L’écran de fumée se dissipe enfin autour de la responsabilité des changements climatiques.
Une étude, publiée par la revue scientifique Climatic Change, identifie pour la première fois les 90 entités (entreprises, états), responsables des deux-tiers des émissions de gaz à effet de serre qui se sont accumulées dans l’atmosphère depuis le début de la révolution industrielle jusqu’à nos jours.
Le principal enseignement ? La crise climatique que nous traversons a été principalement causée par les producteurs de pétrole, de gaz et de charbon, qui représentent pas moins de 83 entités sur les 90 pointées du doigt, les restantes étant productrices de ciment.
Pour naviguer dans cette étude en profondeur :
consultez le site Carbon Majors (en anglais)
la fiche pratique (en français)
Des preuves !
Il a fallu pas moins de huit ans à Richard Heede, chercheur indépendant et auteur de cette étude, pour rassembler les données disponibles et pour procéder à l’évaluation des émissions des producteurs de carbone entre 1854 et 2010.
Résultat : 90 entités ont émis 63 % des émissions industrielles de CO2 et de méthane qui se sont accumulées dans l’atmosphère depuis la révolution industrielle.
Ces « gros émetteurs » se répartissent de la façon suivante : 50 entreprises privées, 31 entreprises publiques et neuf États (actuels ou dissous) dotés d’un système d’économie planifiée.
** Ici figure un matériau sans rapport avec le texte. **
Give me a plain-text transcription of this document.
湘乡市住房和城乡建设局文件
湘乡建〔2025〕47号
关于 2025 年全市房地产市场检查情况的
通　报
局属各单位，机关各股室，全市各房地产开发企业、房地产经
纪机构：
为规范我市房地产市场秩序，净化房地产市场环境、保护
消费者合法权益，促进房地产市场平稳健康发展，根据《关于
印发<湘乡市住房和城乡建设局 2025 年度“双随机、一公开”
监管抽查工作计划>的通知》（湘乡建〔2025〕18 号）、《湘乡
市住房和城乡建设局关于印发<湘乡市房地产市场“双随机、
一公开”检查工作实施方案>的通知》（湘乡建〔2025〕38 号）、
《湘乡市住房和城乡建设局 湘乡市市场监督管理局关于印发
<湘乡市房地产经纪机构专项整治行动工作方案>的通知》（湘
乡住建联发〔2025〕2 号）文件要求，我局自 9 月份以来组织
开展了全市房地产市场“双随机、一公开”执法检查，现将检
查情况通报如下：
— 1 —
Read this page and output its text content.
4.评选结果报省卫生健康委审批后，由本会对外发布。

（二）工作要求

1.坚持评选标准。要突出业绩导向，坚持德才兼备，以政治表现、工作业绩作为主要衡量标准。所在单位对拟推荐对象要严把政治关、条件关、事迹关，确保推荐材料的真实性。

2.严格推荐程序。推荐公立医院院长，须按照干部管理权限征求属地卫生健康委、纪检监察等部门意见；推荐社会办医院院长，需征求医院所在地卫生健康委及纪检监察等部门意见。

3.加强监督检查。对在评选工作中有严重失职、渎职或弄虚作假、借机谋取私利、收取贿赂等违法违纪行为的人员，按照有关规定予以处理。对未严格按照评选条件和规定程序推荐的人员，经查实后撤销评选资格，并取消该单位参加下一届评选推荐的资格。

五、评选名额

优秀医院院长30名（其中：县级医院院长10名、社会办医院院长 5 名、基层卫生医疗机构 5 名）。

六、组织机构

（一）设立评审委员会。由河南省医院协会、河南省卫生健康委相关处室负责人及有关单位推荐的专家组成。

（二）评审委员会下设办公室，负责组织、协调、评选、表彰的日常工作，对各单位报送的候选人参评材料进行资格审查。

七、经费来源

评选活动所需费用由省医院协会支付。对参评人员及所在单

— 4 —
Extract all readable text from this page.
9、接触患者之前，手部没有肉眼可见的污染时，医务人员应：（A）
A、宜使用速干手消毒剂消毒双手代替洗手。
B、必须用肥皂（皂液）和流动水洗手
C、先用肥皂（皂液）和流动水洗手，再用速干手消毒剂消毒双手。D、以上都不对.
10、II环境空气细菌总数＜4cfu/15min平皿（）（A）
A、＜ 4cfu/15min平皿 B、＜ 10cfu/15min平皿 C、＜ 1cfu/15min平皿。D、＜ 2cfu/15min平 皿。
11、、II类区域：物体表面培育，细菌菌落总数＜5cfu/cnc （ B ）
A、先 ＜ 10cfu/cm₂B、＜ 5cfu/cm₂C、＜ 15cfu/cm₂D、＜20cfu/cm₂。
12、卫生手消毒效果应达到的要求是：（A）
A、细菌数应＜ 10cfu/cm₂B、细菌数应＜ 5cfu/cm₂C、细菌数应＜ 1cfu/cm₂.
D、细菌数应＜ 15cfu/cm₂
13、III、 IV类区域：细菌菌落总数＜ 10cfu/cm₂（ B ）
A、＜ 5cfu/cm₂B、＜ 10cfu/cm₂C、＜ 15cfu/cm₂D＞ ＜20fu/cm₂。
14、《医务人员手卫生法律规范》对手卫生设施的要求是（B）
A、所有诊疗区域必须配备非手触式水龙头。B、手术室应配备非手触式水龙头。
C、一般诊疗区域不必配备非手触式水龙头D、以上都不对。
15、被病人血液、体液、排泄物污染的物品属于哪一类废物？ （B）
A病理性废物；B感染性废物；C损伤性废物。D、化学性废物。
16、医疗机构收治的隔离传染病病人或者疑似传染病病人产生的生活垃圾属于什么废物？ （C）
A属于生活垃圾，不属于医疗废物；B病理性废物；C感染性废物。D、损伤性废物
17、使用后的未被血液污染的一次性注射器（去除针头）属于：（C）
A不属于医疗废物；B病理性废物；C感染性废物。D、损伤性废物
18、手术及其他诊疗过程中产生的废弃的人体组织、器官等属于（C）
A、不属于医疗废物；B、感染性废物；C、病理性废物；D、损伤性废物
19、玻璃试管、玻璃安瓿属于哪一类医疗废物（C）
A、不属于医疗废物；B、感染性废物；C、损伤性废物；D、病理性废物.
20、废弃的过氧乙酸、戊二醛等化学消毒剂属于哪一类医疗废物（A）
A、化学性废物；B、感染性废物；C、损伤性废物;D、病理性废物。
Parmi les entreprises privées, les cinq premières : Chevron, ExxonMobil, BP, Shell et ConocoPhillips, représentent à elles seules 12,5 % des émissions. Toutes catégories confondues, le géant russe Gazprom se classe 5ème tandis que la compagnie néerlandaise Shell, son partenaire dans l’exploration pétrolière de l’Arctique, arrive en 6ème position.
Les entreprises françaises ne sont pas en reste : Total arrive au 7ème rang des plus gros pollueurs du secteur privé. Du côté des cimentiers, c’est le groupe Lafarge qui arrive en tête.
Le quotidien britannique The Guardian a répertorié ces 90 entités sur une infographie interactive.
Une réunion internationale sur le climat noyautée par ces mêmes groupes !
Cette étude nous apprend également que la moitié des émissions de ces 90 « gros émetteurs » ont été rejetées depuis 1986, ce qui montre à quel point l’utilisation des combustibles fossiles s’est accélérée ces trois dernières décennies.
Et pourtant : au moment où Varsovie accueillait la Conférence mondiale des Nations unies sur les changements climatiques, s’y tenait également un Sommet mondial sur le charbon. Terriblement cynique : alors que la COP s’attache à trouver des solutions diplomatiques aux bouleversements climatiques, la Pologne organise un sommet sur l’énergie fossile la plus abondante et la plus sale qui soit. (lire notre article : Pologne : climat, charbon… et hésitations)
De plus, les ONG ont dénoncé le lobbying intensif de ces entreprises à la conférence, qui s’affichaient largement, fournissant matériels, documents et autres affiches ! Le 11 novembre, 140 de ces ONG publiaient ainsi une lettre accusant les entreprises de noyauter la conférence par leur greenwashing omniprésent.
Les pirates du climat
Cette étude pointe ainsi les pirates du climat qui s’enrichissent aux dépens d’autrui : en effet, les émissions astronomiques de ces entreprises n’ont d’équivalent que leurs profits (voir le tableau).
Et pourtant : aujourd’hui, ce sont 30 Défenseurs de l’Arctique et du climat qui sont accusés de « piraterie » par Gazprom et l’état Russe et qui risquent d’être condamnés à passer plusieurs dizaines d’années en prison. Leur « crime » ? Avoir tenté d’agir pour dénoncer les projets fous des pétroliers et mettre en lumière les menaces qui pèsent sur l’Arctique et le climat.
Ces responsables de la concentration actuelle en carbone de l’atmosphère doivent désormais être amenés à rendre des comptes sur les impacts du bouleversement climatique.
Tant qu’ils n’abandonneront pas leur projet fou d’aller chercher le dernier gramme d’énergie fossile, et tant que les gouvernements refuseront d’intervenir, comme à la COP de Varsovie, nous n’aurons d’autres choix que de nous interposer pour défendre le climat.